Con la L. 119 del 30 giugno 2016, è stato introdotto il pegno mobiliare non possessorio con il duplice scopo di agevolare il finanziamento alle imprese e le garanzie sui crediti.
Il passaggio chiave di questa novità è l’effetto “revolving”, ovverosia il trasferimento del pegno dalla materia prima al prodotto finito, sino al ricavato della vendita.
Questa è forse la caratteristica più interessante dell’istituto. Infatti, i beni mobili oggetto del pegno possono essere sia quelli esistenti che futuri, determinati o determinabili e, ove non sia diversamente disposto nel contratto, il debitore o il terzo concedente il pegno è autorizzato a trasformare o alienare, nel rispetto della loro destinazione economica, o comunque a disporre dei beni gravati da pegno. In tal caso il pegno si trasferisce, rispettivamente, al prodotto risultante dalla trasformazione, al corrispettivo della cessione del bene gravato o al bene sostitutivo acquistato con tale corrispettivo, senza che ciò comporti costituzione di una nuova garanzia.
Ma come funziona? Cosa garantisce? Quali problemi? Quali i vantaggi?
Il nuovo istituto prevede, a beneficio degli imprenditori iscritti nel registro delle imprese e a garanzia delle transazioni commerciali, la possibilità di concedere (o richiedere) in pegno i beni inerenti all’esercizio dell’impresa (beni o cespiti), mantenendone però la disponibilità in capo al concedente.
Gli scambi commerciali dovrebbero così risultare più sicuri (e rassicuranti) e, soprattutto, le procedure esecutive residuali.
Ora dunque, il contratto di fornitura può essere accompagnato da un contratto di pegno sulla stessa merce venduta, assegnando al fornitore una forma di garanzia concreta, tangibile e di facile fruibilità: per l’eventuale recupero del credito non servirà più munirsi del titolo esecutivo, ma semplicemente esercitare il diritto di pegno.

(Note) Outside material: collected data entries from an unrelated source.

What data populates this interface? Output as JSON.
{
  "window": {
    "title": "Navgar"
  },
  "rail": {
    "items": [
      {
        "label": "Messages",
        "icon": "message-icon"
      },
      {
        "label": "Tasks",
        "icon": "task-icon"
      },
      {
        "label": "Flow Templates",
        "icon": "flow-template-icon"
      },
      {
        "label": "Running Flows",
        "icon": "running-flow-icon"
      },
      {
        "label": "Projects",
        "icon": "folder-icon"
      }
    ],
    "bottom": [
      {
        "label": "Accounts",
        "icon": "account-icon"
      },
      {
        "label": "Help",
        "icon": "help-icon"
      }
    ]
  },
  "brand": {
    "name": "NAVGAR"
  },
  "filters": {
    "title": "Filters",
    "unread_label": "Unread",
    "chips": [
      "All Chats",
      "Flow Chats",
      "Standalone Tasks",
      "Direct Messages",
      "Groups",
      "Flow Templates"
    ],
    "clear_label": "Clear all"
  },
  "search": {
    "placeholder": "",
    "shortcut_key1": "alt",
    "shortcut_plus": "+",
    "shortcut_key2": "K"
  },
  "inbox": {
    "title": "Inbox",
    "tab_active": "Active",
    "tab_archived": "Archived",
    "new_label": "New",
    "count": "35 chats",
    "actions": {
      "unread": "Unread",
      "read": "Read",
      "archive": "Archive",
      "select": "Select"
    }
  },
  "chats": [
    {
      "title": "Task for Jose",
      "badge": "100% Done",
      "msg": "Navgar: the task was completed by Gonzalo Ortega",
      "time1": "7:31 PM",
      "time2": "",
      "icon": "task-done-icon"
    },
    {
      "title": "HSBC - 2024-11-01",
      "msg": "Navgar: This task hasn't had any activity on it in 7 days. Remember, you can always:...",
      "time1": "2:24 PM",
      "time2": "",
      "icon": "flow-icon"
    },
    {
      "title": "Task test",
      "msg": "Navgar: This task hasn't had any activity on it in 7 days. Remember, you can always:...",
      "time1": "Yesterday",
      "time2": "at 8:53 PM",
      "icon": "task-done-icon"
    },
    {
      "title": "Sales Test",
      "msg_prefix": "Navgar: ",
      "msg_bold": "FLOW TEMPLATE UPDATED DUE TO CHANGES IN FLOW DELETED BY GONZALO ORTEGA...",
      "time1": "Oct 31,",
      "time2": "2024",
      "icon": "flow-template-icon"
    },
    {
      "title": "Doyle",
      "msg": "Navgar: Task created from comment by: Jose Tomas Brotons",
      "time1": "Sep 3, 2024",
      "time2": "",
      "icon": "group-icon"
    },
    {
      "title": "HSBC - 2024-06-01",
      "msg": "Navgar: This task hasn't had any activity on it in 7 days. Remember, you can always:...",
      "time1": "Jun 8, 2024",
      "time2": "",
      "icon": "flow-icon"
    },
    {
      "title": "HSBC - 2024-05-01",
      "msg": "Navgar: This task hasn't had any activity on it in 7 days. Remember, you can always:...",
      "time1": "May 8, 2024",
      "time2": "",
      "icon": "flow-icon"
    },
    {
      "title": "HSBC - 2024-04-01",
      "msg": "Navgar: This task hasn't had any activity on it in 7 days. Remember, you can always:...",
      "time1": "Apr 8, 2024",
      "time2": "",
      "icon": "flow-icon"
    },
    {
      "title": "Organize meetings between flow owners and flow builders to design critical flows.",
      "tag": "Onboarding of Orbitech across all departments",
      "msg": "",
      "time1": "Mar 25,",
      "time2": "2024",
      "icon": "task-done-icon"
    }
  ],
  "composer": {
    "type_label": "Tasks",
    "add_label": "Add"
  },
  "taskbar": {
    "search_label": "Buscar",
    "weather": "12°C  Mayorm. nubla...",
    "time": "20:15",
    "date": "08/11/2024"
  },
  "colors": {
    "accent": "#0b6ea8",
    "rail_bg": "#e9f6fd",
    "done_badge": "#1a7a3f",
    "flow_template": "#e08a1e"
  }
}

Infatti, in caso di inadempimento del debitore, il creditore pignoratizio potrà rivolgersi direttamente all’ufficiale giudiziario (senza subire i costi e le lungaggini di una procedura giudiziaria per l’accertamento del credito e per il suo recupero forzoso) e richiedere la consegna del bene, individuando il bene o il prodotto ricavato dall’assemblaggio del materiale oggetto di pegno, o l’assegnazione del corrispettivo realizzato dalla vendita del medesimo.
A pena di nullità, il contratto di pegno deve essere previsto in forma scritta all’atto della stipula del contratto di fornitura di merce e deve essere reso noto a terzi, mediante l’iscrizione del nuovo registro dei pegni non possessori, tenuto presso l’Agenzia delle Entrate.
Antenato simpatico del contratto di pegno senza spossessamento presente nel nostro ordinamento è il c.d. caso del pegno sui prosciutti, grazie al quale l’imprenditore mantiene la disponibilità delle cosce fresche di maiale, con la possibilità per il creditore pignoratizio di poter apporre, in qualunque fase della lavorazione, un contrassegno indelebile (in modo da rendere conoscibile ai terzi la garanzia), ferma restando l’annotazione del vincolo su appositi registri, vidimati annualmente.
Proprio questo esempio consente di sollevare alcuni spunti di riflessione: mentre sui prosciutti era immediato rilevare l’esistenza della garanzia sul bene, più difficile sarà ottenere lo stesso risultato su merce presente in numero maggiore sul mercato (si pensi ad uno stock di penne); inoltre, in caso di vendita “all’ingrosso” di beni pignorati, sarà più complesso verificarne la vendita e pretendere l’adempimento. Sarà quindi più funzionale assegnare il pegno ad un bene “finito” o ad un bene strumentale per l’impresa?
Sperimentare direi che è la miglior forma di educazione del debitore impenitente.